Another way to pay for welfare

The veteran US journalist, George Will, has commented that there seems to be a new political consensus in the US: that “we should have a large, generous welfare state and not pay for it.” There is an uncomfortable truth in that observation, and it prompted me to think about whether there might not be ways to square the circle – to provide welfare without seeming to pay for it.

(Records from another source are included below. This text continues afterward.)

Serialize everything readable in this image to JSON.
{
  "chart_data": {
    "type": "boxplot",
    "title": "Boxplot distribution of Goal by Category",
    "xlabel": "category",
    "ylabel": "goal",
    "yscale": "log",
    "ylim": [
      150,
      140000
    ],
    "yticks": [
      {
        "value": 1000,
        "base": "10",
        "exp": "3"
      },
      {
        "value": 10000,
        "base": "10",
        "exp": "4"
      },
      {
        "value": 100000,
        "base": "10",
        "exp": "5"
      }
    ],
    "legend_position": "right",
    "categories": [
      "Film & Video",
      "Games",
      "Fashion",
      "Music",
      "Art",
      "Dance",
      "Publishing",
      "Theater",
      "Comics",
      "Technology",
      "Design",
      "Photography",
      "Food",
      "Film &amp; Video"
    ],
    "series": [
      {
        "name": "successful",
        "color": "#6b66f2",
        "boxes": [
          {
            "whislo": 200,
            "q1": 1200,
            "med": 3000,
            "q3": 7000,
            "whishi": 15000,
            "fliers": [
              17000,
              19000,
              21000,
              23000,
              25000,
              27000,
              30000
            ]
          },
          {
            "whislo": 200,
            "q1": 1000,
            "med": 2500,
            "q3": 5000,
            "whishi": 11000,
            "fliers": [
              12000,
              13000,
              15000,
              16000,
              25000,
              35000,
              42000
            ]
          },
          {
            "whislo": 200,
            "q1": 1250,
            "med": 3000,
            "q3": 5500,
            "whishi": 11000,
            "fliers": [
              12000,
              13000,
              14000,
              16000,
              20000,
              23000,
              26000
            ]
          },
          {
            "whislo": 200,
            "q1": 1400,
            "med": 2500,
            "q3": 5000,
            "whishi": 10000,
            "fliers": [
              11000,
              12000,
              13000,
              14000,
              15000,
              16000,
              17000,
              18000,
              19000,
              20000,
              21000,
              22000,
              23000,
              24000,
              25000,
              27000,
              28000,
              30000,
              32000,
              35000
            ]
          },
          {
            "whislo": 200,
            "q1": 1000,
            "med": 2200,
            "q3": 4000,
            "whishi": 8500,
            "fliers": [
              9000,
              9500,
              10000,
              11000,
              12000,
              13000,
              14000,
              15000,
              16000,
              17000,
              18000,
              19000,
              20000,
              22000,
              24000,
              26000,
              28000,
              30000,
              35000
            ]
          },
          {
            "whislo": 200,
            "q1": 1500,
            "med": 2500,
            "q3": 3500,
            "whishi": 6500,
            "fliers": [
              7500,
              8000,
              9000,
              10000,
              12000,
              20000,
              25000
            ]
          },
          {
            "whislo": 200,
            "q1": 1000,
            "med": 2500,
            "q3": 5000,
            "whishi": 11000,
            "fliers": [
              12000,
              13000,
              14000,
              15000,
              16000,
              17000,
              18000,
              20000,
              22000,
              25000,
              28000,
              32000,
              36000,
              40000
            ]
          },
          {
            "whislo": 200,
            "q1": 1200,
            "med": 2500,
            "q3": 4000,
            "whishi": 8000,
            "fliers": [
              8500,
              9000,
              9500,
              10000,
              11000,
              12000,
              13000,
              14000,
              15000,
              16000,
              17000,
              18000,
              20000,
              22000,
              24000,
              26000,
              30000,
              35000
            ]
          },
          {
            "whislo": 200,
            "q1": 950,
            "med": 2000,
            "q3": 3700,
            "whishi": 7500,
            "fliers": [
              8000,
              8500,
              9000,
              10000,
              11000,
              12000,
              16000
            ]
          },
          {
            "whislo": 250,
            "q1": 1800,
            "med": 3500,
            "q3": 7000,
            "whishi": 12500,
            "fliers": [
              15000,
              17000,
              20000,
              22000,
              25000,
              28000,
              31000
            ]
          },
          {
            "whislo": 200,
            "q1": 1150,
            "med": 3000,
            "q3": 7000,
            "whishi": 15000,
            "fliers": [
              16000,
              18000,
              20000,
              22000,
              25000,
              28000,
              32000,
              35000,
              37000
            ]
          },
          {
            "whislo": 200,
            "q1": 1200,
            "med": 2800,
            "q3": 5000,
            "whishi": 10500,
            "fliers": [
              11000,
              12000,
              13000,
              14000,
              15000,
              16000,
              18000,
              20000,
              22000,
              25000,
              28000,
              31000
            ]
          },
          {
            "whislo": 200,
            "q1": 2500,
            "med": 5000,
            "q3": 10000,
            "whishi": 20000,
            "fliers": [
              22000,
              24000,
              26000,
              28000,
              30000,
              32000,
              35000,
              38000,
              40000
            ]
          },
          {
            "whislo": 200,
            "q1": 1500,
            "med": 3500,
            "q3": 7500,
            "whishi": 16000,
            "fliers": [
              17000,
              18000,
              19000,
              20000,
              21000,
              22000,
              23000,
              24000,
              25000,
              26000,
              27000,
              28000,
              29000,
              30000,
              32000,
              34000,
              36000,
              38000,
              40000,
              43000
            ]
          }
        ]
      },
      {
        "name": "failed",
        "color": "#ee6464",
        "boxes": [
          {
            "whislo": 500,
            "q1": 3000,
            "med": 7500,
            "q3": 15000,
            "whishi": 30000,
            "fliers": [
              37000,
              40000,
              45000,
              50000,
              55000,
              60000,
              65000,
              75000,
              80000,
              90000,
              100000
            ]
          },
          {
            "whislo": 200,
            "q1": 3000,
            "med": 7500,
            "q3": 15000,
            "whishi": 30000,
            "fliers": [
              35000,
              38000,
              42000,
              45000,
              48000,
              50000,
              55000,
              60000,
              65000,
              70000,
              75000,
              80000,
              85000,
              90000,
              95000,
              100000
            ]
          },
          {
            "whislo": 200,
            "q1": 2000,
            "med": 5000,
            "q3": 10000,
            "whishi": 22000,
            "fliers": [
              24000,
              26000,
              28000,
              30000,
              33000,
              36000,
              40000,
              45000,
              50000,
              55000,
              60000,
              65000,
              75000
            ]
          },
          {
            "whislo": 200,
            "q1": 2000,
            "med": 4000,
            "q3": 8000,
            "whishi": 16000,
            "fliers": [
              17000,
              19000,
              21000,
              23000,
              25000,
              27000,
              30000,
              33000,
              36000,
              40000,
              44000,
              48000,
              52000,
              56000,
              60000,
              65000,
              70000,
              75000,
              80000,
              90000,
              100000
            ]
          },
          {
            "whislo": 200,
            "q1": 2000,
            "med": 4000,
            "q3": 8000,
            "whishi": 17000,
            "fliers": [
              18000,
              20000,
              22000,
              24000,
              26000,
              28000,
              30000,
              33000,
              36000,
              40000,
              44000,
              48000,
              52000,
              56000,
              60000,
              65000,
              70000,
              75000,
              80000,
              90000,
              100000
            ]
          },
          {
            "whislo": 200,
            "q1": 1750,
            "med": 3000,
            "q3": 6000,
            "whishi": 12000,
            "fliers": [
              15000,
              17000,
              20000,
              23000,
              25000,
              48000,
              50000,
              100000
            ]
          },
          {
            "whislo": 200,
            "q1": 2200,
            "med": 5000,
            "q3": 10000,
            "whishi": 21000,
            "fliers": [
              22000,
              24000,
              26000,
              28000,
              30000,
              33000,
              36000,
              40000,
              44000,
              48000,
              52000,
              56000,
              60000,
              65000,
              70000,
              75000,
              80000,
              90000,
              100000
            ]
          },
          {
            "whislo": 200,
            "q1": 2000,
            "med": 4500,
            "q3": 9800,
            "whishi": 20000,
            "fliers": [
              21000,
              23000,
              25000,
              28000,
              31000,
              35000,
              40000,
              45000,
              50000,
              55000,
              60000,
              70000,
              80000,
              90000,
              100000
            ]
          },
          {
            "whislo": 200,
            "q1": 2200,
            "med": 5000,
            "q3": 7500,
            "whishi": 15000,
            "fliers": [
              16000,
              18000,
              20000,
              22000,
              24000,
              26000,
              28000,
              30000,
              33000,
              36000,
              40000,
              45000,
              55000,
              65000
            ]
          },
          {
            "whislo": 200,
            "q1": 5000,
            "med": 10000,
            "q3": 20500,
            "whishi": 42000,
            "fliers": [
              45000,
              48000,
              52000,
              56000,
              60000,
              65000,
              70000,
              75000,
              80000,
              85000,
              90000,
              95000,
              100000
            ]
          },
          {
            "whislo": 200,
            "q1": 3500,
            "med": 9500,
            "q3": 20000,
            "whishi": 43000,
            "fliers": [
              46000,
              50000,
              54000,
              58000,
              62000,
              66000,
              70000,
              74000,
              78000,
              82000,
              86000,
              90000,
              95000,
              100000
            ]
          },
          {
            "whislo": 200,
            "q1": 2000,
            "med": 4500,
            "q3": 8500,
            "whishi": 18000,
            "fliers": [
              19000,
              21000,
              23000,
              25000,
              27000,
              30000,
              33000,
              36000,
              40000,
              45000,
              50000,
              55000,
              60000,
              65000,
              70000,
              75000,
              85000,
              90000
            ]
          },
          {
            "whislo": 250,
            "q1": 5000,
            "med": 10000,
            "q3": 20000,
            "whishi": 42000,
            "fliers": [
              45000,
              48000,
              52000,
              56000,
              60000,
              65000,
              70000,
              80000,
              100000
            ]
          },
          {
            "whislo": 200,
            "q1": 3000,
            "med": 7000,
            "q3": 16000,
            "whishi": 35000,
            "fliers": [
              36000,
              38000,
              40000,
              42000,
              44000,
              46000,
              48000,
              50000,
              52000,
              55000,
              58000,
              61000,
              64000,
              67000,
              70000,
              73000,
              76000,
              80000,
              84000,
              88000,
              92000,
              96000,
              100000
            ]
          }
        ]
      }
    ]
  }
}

There are lots of ways of raising money besides taxation: they include mutualist contributions (many welfare systems are non-governmental), voluntary payments (e.g. lotteries), nationalisation and sequestration (governments can, and do, claim or confiscate resources), and raising other government revenue (e.g. returns on investment, profits on government enterprise, or the sale of resources). The last of these categories is possibly the most interesting: if governments can make a profit, for example out of banking, energy or telecommunications, the money can be used for the common good. The Alaska Permanent Fund – possibly a model for Scotland – has allowed the State of Alaska to save resources for the long-term benefit of its people. It appears to be a principle that even American Republicans can accept. But we seem in Europe to have set our face against the idea that a government can legitimately take profits in order to benefit its citizens.